Nonostante una politica fiscale giudicata dagli analisti prudenziale, la persistente spesa per la sicurezza nazionale, unitamente a quella destinata per scopi elettorali hanno determinato, almeno in parte, un ampliamento del deficit fiscale nel 2023 (-1,3 per cento del Pil) in un contesto caratterizzato dall’indebolimento della performance delle entrate (circa 0,3 punti percentuali in meno rispetto al 2022). Le prospettive di crescita a medio termine vanno prese con il beneficio d’inventario, non foss’altro perché persistono notevoli vulnerabilità legate agli shock dei prezzi delle materie prime e alle interruzioni della cosiddetta catena di approvvigionamento. Si prevede che la crescita del Pil rallenterà gradualmente fino al 6,2 per cento entro il 2025. Gli effetti della guerra in Ucraina e della crisi israelo-palestinese, oltre all’aumento dei costi alimentari globali e all’aumento dei prezzi del petrolio, potrebbero esercitare il prossimo anno una pressione più forte sul deficit fiscale, sull’inflazione e sui consumi delle famiglie, esacerbando così la povertà e la disuguaglianza.
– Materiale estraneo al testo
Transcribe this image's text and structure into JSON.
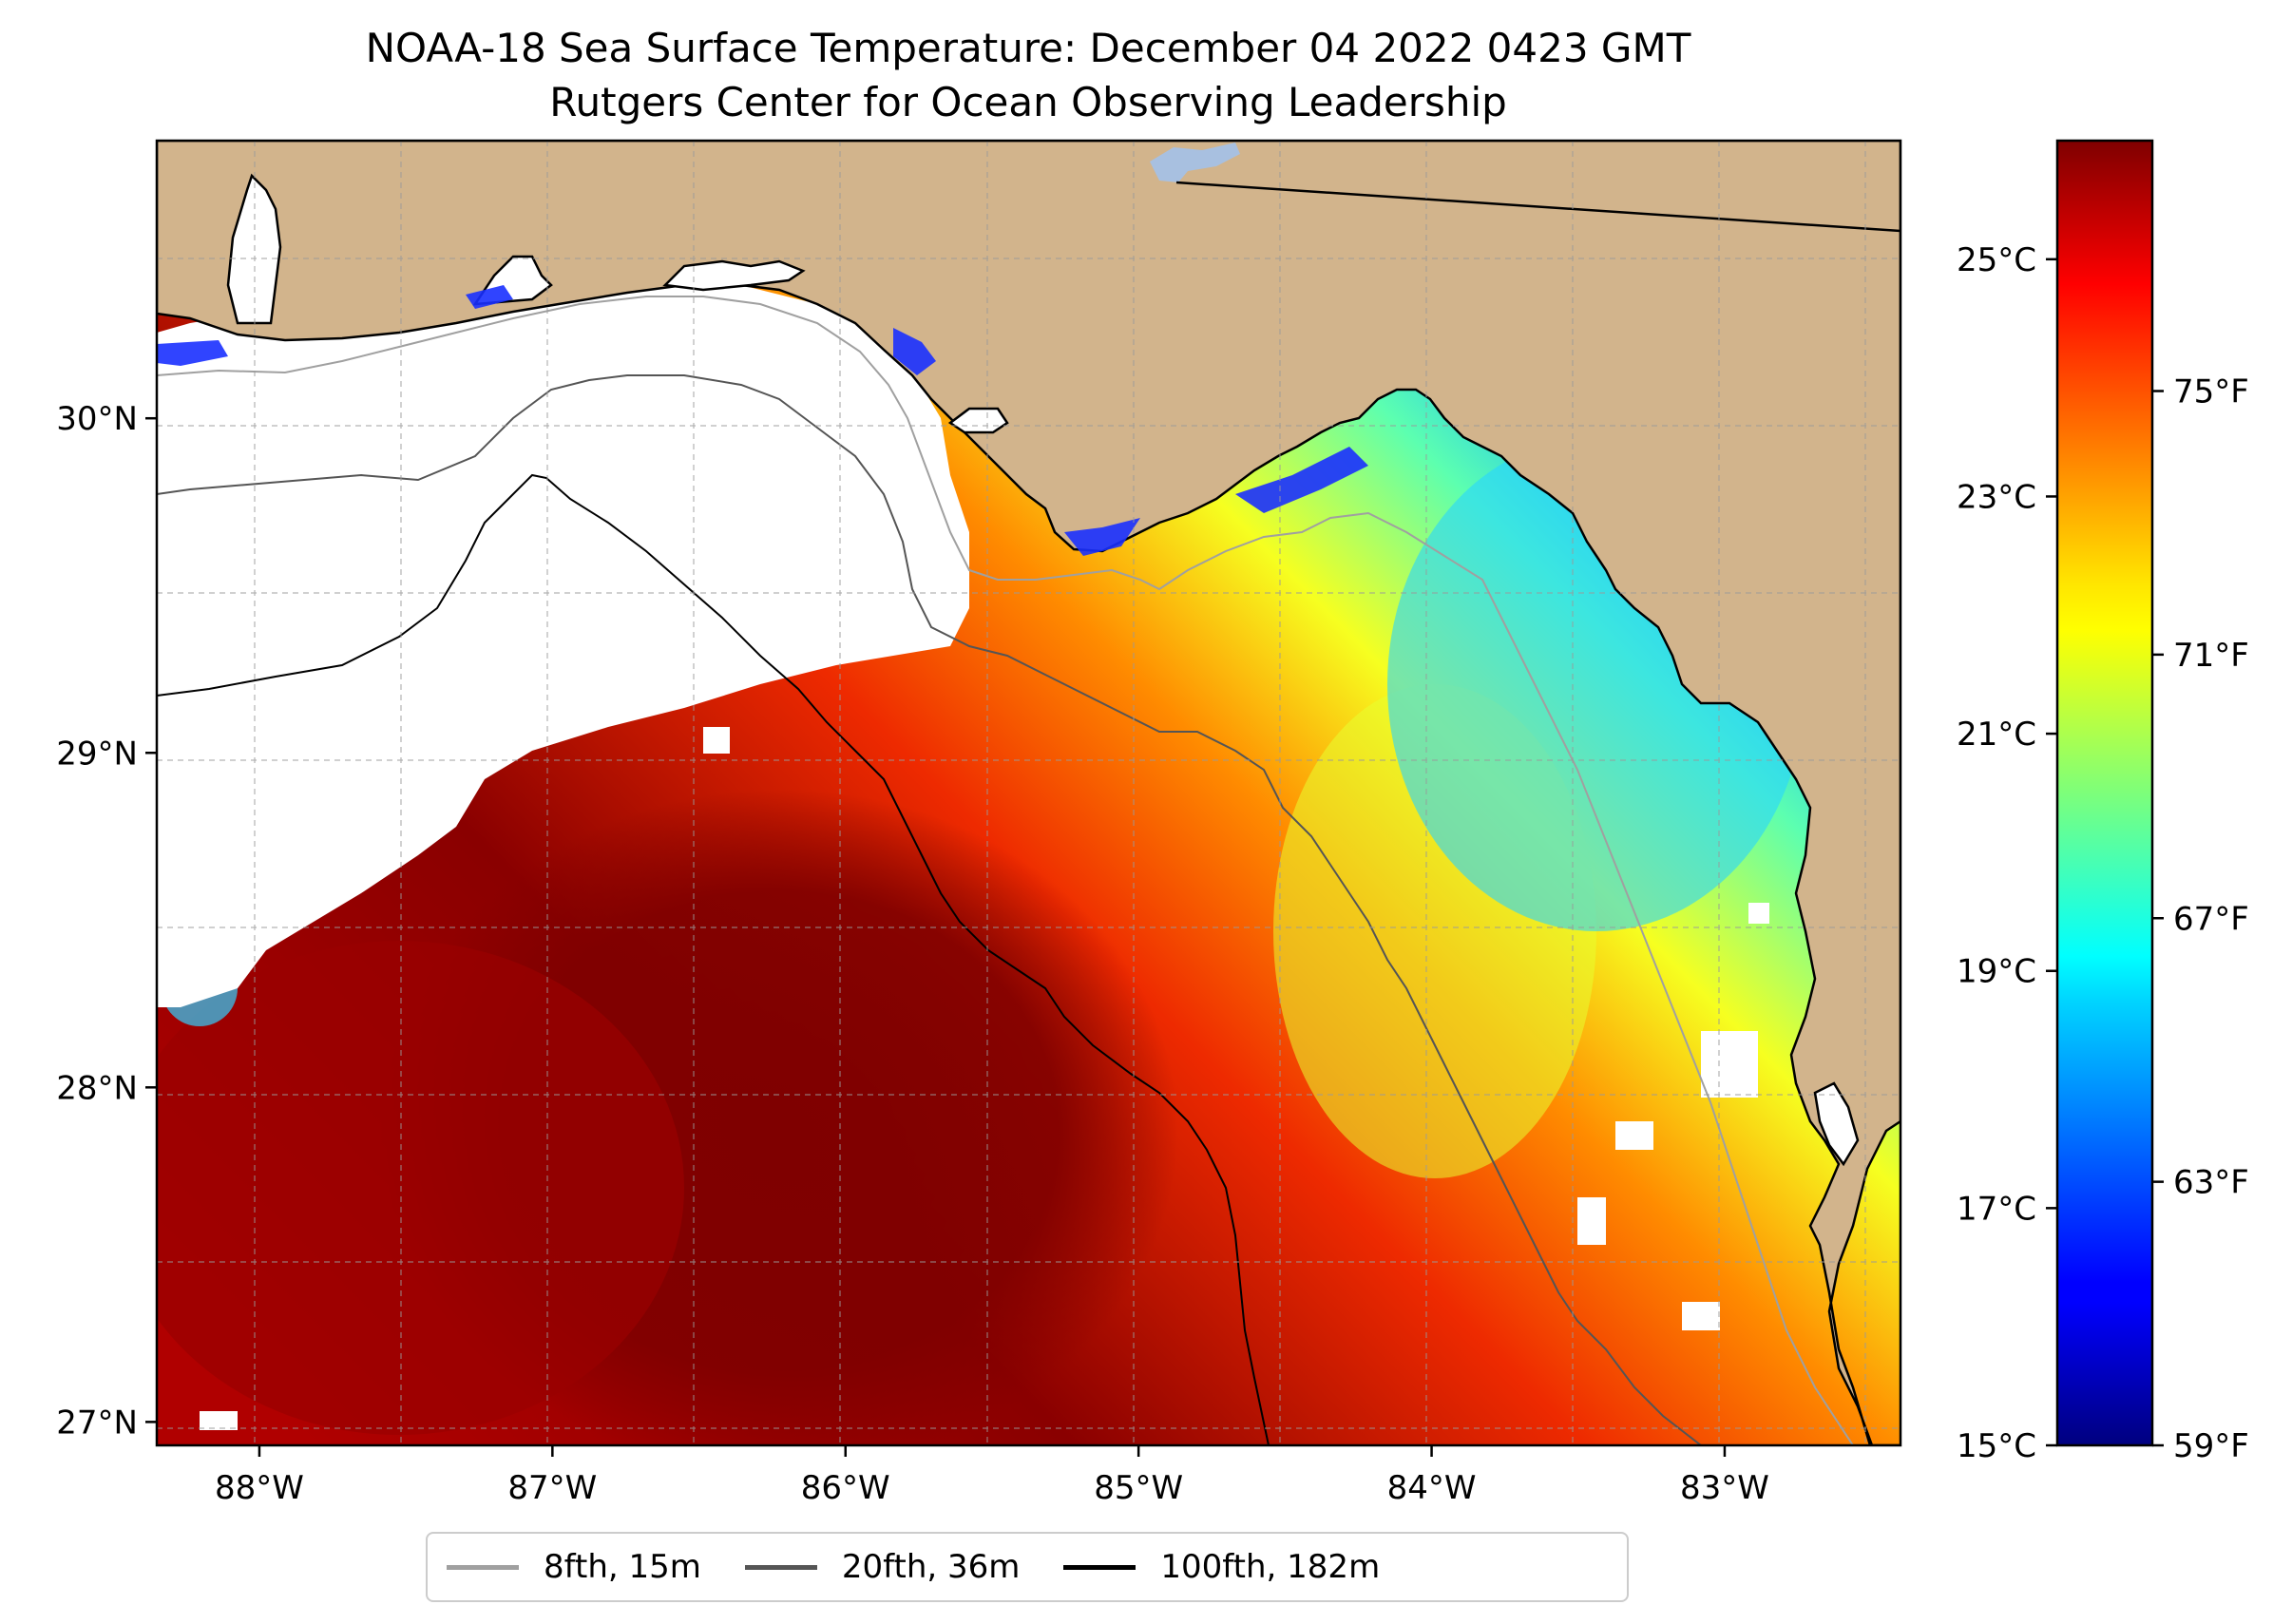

Come ha rilevato pertinentemente Giusy Baioni, giornalista investigativa, che da anni segue le vicende geopolitiche della Regione dei Grandi Laghi, uno dei principali problemi è quello del contrabbando e in termini generali il traffico illegale di risorse, «che da un lato sfrutta brutalmente il lavoro delle persone, spesso anche di minori, che non hanno altre prospettive lavorative, e dall’altro alimenta corruzione, guerriglia e malaffare». D’altronde, la Repubblica Democratica del Congo è uno di quei Paesi africani, stando ai all’Unctad, l’autorevole Conferenza delle Nazioni Unite sul Commercio e lo sviluppo, dai quali vengono trafugati ogni anno miliardi di dollari, sotto forma di Flussi finanziari illeciti (Iff), vale a dire movimenti illegali di denaro e beni attraverso le frontiere che risultano, alla prova dei fatti, illegali nella fonte, nel trasferimento o nell’uso. Sebbene in questi ultimi anni siano stati registrati dei progressi, vincolando le imprese che importano minerali alla due diligence, ovvero al dovere di accertarsi dell’origine dei minerali utilizzati, grazie alle campagne di mobilitazione a livello internazionale portate avanti dalla società civile, il cammino è ancora lungo.

Negli Stati Uniti, ad esempio, sotto l’amministrazione Obama, è stata varata una legge — il Dodd-Frank Act — che prevede tra l’altro la tracciabilità dei minerali. Anche l’Unione europea (Ue) si è mobilitata approvando nel 2017 un regolamento che impone delle restrizioni all’importazione tra gli altri di cassiterite, coltan e oro provenienti da zone di conflitto come nel caso della Repubblica Democratica del Congo. Le autorità della Ue hanno concesso alle aziende importatrici quattro anni per adeguarsi alla normativa e finalmente il 1 gennaio 2021 il regolamento è entrato in vigore in tutta l’Unione europea. Questo in sostanza significa che qualora il minerale in questione provenga da una regione dove si registrano episodi di lotta armata (come, ad esempio nel caso della provincia congolese del Nord Kivu), l’importatore è tenuto a indicare miniera, luogo di lavorazione e l’avvenuto pagamento delle imposte. Chissà perché, nella lista dei minerali sottoposti a stretta vigilanza non risulta esserci il cobalto che spesso viene trafugato dal Congo illegalmente. Non è da escludere il sospetto che dietro le quinte vi sia lo zampino delle multinazionali automobilistiche che, com’è noto, stanno investendo capitali nella produzione di auto elettriche. Se a tutto ciò aggiungiamo gli interessi stranieri, quelli di potentati d’ogni genere, più o meno oscuri, legati allo sfruttamento delle immense risorse minerarie, è evidente che la sicurezza interna è messa a repentaglio. Papa Francesco, nel suo primo discorso pronunciato a Kinshasa il 31 gennaio scorso ha sottolineato che il territorio congolese è «un diamante del creato» invitando tanta umanità dolente a rialzarsi, a «riprendere tra le mani, come un diamante» la propria dignità. Pertanto è doveroso condividere l’esclamazione perentoria del Pontefice in quel frangente: «Giù le mani dall’Africa», in particolare dalla Repubblica Democratica del Congo.